Mr Mitri said the document stressed the unity and the authority of the state
Lebanon's information minister has said the cabinet has unanimously approved a policy statement aimed at ending the country's political deadlock.
Tarik Mitri said the document confirmed the unity government's authority in all matters. However, it does not clarify the issue of weapons held by Hezbollah.
It asserted "the right of Lebanon's people, the army and the resistance to liberate all its territories", he said.
Parliament is expected to hold a vote of confidence in the cabinet this week.
An agreement to form a national unity government was reached in May following a long period of political paralysis and the worst sectarian violence in Lebanon since the end of the civil war in 1990.
The Western-backed parliamentary majority has 16 seats in the new cabinet, while former opposition groups supported by Syria and Iran, and led by Hezbollah, have enough to veto major decisions.
Following protracted negotiations among the parties, in particular about how to refer to weapons held by Hezbollah, Mr Mitri said on Monday evening that the cabinet had approved the policy statement.
The text stated that it is the "right of Lebanon's people, the army and the resistance to liberate all its territories in the Shebaa Farms, Kfarshuba Hill and Ghajar" which are occupied by Israel, he said.
Michel Suileiman was elected president in May, ending months of deadlock
Correspondents say the term "resistance" refers to Hezbollah, which views itself as Lebanon's legitimate resistance to Israel.

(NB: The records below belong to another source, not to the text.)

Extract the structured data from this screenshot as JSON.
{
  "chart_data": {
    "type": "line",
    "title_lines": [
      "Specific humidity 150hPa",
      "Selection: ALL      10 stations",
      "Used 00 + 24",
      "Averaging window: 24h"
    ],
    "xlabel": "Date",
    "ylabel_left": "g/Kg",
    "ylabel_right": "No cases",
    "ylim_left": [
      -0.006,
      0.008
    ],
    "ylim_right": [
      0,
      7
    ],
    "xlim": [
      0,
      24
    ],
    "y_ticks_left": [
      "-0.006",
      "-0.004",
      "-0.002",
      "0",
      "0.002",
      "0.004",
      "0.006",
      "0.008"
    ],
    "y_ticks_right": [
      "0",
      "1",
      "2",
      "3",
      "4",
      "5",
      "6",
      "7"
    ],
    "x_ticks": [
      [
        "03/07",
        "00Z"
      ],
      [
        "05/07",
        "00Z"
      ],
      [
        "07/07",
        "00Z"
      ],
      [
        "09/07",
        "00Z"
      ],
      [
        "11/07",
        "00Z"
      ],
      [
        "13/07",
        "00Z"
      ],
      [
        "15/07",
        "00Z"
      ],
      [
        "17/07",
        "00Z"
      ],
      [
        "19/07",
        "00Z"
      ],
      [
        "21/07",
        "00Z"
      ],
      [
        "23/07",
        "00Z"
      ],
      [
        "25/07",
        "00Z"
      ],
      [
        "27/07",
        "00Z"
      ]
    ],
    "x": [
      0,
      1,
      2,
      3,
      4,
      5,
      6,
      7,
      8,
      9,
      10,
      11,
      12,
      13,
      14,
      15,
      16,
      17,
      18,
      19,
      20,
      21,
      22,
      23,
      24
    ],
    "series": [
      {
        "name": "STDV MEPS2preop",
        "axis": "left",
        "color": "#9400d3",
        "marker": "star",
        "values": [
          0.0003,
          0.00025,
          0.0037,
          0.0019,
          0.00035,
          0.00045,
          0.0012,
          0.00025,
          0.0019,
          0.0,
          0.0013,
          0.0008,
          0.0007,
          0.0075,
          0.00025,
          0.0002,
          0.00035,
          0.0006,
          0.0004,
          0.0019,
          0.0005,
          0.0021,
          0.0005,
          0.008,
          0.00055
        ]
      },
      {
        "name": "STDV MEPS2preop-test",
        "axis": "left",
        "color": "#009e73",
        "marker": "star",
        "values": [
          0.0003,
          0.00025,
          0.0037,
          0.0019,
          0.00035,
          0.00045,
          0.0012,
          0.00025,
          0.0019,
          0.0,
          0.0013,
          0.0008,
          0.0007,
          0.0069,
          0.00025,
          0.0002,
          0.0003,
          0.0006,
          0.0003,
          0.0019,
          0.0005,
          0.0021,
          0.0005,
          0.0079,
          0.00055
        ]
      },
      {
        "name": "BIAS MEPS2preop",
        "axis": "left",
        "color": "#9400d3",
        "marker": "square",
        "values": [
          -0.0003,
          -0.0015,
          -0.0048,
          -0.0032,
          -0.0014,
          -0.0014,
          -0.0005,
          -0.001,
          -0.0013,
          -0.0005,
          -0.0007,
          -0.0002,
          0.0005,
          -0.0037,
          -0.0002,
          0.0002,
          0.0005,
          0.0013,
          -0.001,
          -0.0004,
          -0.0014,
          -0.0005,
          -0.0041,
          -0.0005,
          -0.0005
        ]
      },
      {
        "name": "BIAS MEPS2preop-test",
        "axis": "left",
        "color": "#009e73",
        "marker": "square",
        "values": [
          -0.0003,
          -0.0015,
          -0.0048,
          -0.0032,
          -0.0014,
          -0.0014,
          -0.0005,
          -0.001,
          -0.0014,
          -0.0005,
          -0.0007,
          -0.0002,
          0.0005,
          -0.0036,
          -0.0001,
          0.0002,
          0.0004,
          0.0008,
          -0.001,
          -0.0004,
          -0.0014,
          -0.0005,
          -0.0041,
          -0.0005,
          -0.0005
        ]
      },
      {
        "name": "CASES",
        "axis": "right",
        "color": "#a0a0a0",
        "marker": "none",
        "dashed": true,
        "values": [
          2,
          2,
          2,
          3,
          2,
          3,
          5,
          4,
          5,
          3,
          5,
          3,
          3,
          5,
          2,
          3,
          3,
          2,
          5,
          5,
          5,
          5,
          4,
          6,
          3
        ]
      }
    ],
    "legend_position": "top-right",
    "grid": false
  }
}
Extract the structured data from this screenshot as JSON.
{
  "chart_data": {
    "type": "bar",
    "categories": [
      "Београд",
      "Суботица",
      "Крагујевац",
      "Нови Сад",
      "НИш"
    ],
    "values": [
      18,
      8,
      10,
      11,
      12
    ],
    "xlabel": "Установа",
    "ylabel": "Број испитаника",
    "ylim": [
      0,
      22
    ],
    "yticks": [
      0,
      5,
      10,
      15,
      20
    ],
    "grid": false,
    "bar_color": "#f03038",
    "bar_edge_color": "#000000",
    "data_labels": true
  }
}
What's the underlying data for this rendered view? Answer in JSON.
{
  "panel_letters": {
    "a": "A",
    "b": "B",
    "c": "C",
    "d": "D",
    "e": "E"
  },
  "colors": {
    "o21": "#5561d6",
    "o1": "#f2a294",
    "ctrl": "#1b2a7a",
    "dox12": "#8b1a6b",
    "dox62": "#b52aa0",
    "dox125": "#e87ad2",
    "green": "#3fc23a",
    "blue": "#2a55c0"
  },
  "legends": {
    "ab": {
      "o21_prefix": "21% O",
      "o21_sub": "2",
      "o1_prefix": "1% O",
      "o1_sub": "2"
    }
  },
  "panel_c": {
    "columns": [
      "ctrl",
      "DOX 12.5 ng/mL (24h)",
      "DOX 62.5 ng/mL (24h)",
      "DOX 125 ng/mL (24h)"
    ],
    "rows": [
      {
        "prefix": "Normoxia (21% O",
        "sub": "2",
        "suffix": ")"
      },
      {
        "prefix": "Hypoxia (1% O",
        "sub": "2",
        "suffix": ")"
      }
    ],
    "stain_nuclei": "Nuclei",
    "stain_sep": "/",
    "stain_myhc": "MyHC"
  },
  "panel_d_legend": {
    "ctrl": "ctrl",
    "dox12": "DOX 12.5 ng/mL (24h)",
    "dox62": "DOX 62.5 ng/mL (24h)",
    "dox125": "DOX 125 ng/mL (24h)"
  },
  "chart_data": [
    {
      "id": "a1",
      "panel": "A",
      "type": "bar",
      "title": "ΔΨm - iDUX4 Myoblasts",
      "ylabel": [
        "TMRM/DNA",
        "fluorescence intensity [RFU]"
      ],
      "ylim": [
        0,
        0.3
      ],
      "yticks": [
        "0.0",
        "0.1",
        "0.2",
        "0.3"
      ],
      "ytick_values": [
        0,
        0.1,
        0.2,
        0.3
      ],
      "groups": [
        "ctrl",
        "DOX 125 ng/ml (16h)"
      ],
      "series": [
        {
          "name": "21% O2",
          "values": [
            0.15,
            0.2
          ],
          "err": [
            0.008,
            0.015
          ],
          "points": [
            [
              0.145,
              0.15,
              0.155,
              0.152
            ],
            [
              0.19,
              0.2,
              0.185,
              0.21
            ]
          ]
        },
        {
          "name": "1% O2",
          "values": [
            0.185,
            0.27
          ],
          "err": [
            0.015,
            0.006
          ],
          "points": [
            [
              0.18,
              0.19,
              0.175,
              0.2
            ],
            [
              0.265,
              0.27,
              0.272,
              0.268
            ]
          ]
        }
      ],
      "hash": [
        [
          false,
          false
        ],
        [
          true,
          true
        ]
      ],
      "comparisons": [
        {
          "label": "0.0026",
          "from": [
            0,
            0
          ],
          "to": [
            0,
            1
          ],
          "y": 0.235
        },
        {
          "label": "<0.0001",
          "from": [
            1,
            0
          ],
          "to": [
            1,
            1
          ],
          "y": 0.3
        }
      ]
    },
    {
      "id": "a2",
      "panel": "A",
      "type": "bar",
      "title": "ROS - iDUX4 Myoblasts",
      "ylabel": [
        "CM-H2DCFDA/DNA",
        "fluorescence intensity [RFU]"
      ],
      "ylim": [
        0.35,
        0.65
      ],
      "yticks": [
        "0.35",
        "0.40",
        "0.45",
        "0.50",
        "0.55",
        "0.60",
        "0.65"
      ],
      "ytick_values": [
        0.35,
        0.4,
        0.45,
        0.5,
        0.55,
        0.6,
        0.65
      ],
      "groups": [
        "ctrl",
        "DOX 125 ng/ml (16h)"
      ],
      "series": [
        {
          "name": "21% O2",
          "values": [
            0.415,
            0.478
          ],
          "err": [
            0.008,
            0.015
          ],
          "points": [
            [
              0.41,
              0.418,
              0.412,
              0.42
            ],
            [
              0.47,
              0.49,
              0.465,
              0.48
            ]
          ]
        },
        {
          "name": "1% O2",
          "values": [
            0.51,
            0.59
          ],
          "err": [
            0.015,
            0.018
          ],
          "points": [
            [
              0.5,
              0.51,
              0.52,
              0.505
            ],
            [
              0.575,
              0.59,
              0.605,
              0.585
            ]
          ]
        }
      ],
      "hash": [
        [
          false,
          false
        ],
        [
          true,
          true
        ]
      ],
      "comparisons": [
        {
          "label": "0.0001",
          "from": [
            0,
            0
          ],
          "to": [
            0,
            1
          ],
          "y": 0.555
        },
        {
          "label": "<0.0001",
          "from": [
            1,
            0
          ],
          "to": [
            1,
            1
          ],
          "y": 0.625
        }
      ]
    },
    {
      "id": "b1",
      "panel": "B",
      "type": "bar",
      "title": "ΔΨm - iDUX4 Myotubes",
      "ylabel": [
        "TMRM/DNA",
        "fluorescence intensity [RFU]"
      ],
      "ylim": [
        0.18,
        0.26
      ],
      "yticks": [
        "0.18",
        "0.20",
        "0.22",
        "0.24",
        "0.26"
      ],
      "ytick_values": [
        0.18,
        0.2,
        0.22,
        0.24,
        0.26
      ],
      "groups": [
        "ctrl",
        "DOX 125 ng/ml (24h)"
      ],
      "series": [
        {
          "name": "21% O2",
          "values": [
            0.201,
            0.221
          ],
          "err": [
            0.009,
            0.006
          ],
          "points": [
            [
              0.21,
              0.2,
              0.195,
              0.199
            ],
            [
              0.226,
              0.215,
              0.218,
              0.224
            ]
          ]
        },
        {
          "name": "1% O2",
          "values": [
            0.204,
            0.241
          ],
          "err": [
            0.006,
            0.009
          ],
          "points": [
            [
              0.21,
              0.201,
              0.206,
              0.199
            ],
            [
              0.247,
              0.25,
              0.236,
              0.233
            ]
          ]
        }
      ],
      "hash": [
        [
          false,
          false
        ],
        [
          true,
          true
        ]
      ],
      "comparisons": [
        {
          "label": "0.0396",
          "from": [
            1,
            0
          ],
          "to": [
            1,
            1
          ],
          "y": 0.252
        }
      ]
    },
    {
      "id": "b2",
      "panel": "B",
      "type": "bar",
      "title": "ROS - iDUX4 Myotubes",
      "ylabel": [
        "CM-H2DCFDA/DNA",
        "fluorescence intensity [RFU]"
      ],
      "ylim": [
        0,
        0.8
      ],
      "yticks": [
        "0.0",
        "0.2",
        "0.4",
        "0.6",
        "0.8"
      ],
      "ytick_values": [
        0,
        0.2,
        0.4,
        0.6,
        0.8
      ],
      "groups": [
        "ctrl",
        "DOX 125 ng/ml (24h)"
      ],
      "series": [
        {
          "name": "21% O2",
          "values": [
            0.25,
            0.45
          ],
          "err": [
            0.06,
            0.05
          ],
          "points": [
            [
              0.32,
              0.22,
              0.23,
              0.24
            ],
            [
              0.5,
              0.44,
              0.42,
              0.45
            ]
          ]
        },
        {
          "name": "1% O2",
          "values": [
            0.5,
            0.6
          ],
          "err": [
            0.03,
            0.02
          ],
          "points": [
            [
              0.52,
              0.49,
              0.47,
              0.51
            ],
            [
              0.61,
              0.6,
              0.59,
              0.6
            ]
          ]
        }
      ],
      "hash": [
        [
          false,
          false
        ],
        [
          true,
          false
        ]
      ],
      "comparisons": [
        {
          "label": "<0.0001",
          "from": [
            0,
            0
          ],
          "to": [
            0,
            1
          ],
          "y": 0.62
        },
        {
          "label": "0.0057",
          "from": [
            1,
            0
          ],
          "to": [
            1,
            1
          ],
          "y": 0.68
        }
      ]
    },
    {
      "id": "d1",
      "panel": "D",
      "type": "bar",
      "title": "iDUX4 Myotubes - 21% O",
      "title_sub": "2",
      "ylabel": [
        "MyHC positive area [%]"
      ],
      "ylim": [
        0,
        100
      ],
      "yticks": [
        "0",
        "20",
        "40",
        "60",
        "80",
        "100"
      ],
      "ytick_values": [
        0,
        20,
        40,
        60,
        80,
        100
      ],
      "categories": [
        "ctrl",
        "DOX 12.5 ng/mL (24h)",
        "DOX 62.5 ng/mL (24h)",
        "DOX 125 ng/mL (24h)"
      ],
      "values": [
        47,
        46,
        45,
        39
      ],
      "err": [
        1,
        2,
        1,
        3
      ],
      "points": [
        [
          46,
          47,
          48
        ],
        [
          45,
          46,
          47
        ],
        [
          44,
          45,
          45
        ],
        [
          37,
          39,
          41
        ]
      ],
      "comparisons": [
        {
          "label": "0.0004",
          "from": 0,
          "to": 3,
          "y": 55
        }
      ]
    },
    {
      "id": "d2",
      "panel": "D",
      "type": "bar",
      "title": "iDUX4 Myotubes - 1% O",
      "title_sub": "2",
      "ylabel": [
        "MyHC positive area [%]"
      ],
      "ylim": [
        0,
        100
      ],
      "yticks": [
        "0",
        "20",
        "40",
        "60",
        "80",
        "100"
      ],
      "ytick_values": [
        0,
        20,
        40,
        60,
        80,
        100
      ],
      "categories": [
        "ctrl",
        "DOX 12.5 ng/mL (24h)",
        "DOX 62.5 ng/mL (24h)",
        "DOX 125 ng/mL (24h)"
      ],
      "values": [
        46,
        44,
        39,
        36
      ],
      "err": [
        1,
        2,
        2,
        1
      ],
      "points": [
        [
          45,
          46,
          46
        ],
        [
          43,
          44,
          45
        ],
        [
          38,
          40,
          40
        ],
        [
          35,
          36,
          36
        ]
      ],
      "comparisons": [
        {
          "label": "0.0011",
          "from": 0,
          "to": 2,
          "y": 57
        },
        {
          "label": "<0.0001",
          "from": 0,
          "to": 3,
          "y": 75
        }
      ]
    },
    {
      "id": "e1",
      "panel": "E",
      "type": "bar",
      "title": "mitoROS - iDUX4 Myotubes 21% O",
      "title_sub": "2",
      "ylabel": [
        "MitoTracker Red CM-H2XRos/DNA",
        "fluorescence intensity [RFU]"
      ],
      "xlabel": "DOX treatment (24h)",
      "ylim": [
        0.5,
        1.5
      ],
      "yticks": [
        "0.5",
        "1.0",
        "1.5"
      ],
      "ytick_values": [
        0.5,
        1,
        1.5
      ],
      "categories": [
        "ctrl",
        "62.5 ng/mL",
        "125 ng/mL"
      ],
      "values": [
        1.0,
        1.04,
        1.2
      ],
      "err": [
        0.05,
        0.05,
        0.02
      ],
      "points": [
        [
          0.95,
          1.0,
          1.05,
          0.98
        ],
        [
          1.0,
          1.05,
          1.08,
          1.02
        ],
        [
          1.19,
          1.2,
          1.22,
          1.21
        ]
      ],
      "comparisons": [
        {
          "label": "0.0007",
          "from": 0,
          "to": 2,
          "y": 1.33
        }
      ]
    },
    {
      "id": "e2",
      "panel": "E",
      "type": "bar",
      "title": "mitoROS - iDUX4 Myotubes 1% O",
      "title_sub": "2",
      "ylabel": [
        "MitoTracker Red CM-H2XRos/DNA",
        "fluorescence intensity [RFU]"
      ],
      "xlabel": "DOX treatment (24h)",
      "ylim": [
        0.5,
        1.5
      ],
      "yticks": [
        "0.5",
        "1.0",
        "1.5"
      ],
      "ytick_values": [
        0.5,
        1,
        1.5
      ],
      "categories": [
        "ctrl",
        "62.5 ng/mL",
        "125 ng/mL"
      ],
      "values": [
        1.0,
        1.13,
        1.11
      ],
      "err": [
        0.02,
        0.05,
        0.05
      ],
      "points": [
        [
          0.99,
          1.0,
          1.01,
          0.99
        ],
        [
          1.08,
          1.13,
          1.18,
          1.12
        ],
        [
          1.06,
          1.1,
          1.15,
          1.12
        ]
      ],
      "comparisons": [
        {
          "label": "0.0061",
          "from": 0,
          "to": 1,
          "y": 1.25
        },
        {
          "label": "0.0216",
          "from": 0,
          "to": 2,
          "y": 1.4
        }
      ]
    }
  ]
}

Mr Mitri added that some members of the pro-Western bloc had unsuccessfully attempted to add "under the state's supervision" to the sentence. Others initially wanted to defer the issue to a forthcoming national dialogue.
But he stressed that the document did assert that "the unity and the authority of the state would be the guiding principle of all government decisions and actions".
Parliament must now discuss the statement, so that it can hold a vote of confidence in Prime Minister Fouad Siniora's government. A meeting is expected later this week.
Meanwhile, President Michel Suleiman has agreed to visit Damascus next week for talks with his Syrian counterpart, Bashar al-Assad, officials have told the AFP news agency.
Relations have been strained since 2005, when Syria withdrew its troops from Lebanon after a presence of 29 years, in the aftermath of the assassination of the former Prime Minister, Rafik Hariri.
Many Lebanese blame Syria for the killing, but the government has consistently denied any involvement.
Last month, the two countries agreed to re-establish formal diplomatic relations.